We've got a bunch of files to backup. We've got changes to these files through time. And we need an efficient method to store them and their changes.
The obvious solution comes first. Identify a file by path+name, its modification time, and then compress and backup it. To know if it has changed we can compare modification times. If the file to preserve is newer, we repeat the procedure. It works. It also is as far from optimal as it can get.
A first upgrade comes with a proper identification of the file. If we compute the hash code for its contents and use it to identify the file, we won't have to backup it again everytime we rename or move it. This helps with deduplication too. If the file exists more than once in the filesystem, we will be able now to do with just one copy of it. It may seem unimportant when we are backing up just one person's files, but we are dealing with an entire net of backups. Chances are that, if people from the same family share the program, they will share files too (photographs, i.e.). It doesn't mean that they know what others have in their computer. They don't and I will explain why and how it happens in the next post. If this procedure is applied to a company this is even more important. Different employees tend to have a huge list of duplicated files.

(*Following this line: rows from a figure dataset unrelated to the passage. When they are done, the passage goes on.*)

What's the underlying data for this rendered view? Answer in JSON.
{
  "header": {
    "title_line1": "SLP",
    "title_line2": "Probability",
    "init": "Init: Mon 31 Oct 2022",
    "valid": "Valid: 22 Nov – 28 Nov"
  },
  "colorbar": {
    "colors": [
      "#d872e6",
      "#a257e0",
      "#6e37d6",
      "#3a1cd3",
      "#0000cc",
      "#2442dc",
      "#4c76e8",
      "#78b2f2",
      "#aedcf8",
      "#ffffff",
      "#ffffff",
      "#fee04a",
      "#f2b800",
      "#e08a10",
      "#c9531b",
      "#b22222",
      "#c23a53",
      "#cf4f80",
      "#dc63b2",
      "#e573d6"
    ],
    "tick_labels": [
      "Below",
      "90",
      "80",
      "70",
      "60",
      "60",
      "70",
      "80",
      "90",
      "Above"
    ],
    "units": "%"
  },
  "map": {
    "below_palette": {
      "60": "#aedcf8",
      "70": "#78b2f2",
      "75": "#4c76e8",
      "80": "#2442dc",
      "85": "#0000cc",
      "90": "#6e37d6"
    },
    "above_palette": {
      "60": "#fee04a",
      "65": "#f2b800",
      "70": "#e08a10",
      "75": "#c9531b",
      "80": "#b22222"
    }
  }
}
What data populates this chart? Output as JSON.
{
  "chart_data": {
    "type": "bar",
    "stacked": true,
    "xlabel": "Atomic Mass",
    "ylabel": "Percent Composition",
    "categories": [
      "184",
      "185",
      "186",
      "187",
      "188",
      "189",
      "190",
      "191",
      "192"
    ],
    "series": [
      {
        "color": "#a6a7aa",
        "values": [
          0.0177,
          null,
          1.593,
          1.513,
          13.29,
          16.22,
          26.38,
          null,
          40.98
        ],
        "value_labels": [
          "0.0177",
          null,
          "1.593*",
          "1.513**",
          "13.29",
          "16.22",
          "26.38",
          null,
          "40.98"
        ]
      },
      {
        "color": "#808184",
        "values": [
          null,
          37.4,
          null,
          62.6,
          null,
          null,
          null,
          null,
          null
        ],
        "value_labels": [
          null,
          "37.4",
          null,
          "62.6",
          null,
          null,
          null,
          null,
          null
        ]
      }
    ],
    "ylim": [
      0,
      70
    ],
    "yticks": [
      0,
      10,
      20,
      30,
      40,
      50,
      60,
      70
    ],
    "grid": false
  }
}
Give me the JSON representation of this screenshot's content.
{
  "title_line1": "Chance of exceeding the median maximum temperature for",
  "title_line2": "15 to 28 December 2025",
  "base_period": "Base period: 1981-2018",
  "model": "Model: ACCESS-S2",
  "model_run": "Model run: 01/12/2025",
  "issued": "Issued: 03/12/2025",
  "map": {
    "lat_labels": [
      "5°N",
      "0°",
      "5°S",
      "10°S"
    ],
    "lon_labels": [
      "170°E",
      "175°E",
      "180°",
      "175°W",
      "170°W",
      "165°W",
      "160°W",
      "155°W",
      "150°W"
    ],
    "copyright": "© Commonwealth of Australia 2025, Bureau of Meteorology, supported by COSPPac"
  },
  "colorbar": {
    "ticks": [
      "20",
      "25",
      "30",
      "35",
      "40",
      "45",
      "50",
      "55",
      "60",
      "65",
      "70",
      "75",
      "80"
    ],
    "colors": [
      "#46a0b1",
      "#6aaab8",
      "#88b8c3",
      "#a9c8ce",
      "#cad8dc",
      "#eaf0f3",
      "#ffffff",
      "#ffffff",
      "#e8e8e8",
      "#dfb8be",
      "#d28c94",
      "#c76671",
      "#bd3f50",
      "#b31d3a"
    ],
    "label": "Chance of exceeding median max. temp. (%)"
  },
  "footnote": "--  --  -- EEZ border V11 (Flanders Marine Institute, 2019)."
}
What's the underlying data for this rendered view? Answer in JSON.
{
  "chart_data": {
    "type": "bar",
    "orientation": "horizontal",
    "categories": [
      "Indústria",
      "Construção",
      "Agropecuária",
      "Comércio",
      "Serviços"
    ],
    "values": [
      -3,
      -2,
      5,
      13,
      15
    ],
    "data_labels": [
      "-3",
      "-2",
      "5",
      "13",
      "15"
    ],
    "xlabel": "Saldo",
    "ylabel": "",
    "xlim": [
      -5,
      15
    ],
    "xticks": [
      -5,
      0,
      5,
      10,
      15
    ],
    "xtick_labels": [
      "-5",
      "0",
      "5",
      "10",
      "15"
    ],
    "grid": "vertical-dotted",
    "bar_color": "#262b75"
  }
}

Another optimization are blocks. When a file is changed usually only a part of it is modified. Splitting it in pieces (blocks) we can store only parts of the file that are changed, saving lots of space. Also, sometimes users store different versions of a file, only slightly modified. Blocks can save space and bandwith here too.
So what we are identifying by their hash codes and storing are blocks, not files. Files are then composed by its metadata (path+name, permissions...) and a list of blocks.
EDIT (12/02/2012): Last night a friend asked me how is deduplication possible when it means sharing data between users whose backups came from different nodes (with different cipher keys). One of the reasons of encrypting data is to keep it private. Privacy vs deduplication has been discussed in the Dropbox
case.
Of course, he's right. I've re read the
pStore paper and it achieves deduplication by encrypting blocks with a key derived from its hash code (convergent encryption). While it's unlikely that a user might get from another node a private or shared block which doesn't belong to him (even sha-1 has a 160 bit length), it seems quite plausible that a user could decrypt the whole content of his own hard drive, which consists of other people's backups. So for now "convergent encryption" is out and so is deduplication outside of own user's scope.
This only affects to backups made from different nodes. If a company has an unified backup, it can still benefit from deduplication. In this case the user (with a single cipher key) is the company, not its employees.
EDIT 2 (12/02/2012). I'm wrong again. Convergent encryption seems safe enough
(though see attack here). I just didn't know how it's used. You can read about it
here and
here. In a nutshell: you calculate the hash of a file. Then generate a symmetric encryption key with it and encrypt the file. Then re-calculate the hash (this time of the encrypted file) and use it as the identifier or locator for the file. You must keep the first hash in order to decrypt the file. The only way of calculating the decryption key is having the original file.